Mercury (Hg) Poisoning

  • Pathophysiology/Etiology:

    • Binds to sulfhydryl groups on enzymes, causing damage.
    • Sources: Ingestion of contaminated fish (organic mercury - methylmercury), dental amalgams, thermometers, mining.
  • Clinical Presentation:

    • Highly variable; depends on the form of mercury.
    • Neurotoxicity is prominent: Ataxia, tremor, memory loss, irritability (“mad as a hatter”).
    • Mucocutaneous: gingivitis; diaphoresis; swelling, redness, desquamation of hands/feet.
    • Renal: Membranous nephropathy, acute tubular necrosis.
    • GI: Gingivostomatitis.
  • Diagnosis:

    • Blood mercury level (acute) or 24-hour urine mercury level (chronic).
  • Management/Treatment:

    • Dimercaprol (BAL), Succimer.
    • Note: Chelation is not effective for organic mercury (methylmercury).

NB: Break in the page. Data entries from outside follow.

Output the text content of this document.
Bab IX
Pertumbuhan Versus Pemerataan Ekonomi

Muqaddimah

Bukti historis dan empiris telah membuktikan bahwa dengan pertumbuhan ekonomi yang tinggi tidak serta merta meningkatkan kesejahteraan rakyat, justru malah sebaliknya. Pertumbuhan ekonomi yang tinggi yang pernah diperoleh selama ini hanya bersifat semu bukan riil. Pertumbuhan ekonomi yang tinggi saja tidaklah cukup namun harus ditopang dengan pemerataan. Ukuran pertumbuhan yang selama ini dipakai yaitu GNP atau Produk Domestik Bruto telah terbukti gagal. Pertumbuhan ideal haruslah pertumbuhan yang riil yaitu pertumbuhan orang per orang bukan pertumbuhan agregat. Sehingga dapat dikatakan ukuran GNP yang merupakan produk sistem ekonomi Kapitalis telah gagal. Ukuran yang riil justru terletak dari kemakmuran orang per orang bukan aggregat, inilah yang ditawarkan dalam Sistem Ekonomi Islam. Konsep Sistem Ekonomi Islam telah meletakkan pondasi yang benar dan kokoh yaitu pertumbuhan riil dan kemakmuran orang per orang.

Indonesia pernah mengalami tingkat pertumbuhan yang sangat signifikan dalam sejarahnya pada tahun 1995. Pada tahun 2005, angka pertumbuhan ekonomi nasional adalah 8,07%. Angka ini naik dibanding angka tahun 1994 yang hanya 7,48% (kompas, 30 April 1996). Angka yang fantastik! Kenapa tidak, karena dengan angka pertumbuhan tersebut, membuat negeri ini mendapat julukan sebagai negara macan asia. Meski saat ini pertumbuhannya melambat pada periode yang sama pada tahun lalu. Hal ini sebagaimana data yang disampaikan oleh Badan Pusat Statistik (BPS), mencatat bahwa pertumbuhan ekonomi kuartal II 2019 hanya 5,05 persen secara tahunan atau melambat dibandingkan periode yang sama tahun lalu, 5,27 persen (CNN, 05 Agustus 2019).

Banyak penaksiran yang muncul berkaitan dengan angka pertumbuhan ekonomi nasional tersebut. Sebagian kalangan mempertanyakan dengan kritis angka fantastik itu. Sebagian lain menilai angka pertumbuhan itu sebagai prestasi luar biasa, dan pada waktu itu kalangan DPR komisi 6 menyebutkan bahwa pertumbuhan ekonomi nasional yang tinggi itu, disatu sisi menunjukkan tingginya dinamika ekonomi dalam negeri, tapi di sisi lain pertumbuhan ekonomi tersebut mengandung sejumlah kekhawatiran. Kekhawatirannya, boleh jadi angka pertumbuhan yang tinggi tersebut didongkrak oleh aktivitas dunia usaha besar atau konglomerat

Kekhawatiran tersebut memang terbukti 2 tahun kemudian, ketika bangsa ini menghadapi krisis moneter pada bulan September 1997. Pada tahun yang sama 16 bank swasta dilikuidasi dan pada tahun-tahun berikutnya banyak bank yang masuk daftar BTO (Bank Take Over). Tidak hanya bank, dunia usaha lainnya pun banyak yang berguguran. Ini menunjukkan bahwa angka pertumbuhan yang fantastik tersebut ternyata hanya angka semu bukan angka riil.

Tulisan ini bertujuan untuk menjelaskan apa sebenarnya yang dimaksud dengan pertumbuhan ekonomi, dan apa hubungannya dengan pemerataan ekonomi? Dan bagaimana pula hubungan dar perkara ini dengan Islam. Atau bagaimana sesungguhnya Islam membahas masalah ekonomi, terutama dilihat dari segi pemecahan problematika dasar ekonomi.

Copper (Cu) Overload - Wilson Disease

  • Pathophysiology/Etiology:

    • Autosomal recessive mutation in ATP7B gene on chromosome 13.
    • Impaired copper transport into bile and incorporation into ceruloplasmin → copper accumulation in liver, brain (basal ganglia), cornea, kidneys.
    • Excess free copper generates damaging free radicals.
  • Clinical Presentation:

    • Presents in childhood/young adulthood (<35 yo).
    • Hepatic: Asymptomatic ↑ LFTs to cirrhosis and acute liver failure.
    • Neurologic: Parkinsonism-like symptoms (tremor, rigidity, dysarthria), dystonia, ataxia.
    • Psychiatric: Depression, personality changes.
    • Ophthalmic: Kayser-Fleischer rings (copper deposits in Descemet’s membrane of the cornea), seen on slit-lamp exam.
  • Diagnosis:

    • Serum ceruloplasmin (key finding).
    • ↑ Urinary copper excretion.
    • ↑ Hepatic copper on liver biopsy (gold standard).
  • Management/Treatment:

    • Chelating agents: D-penicillamine, Trientine.
    • Oral Zinc: Interferes with dietary copper absorption.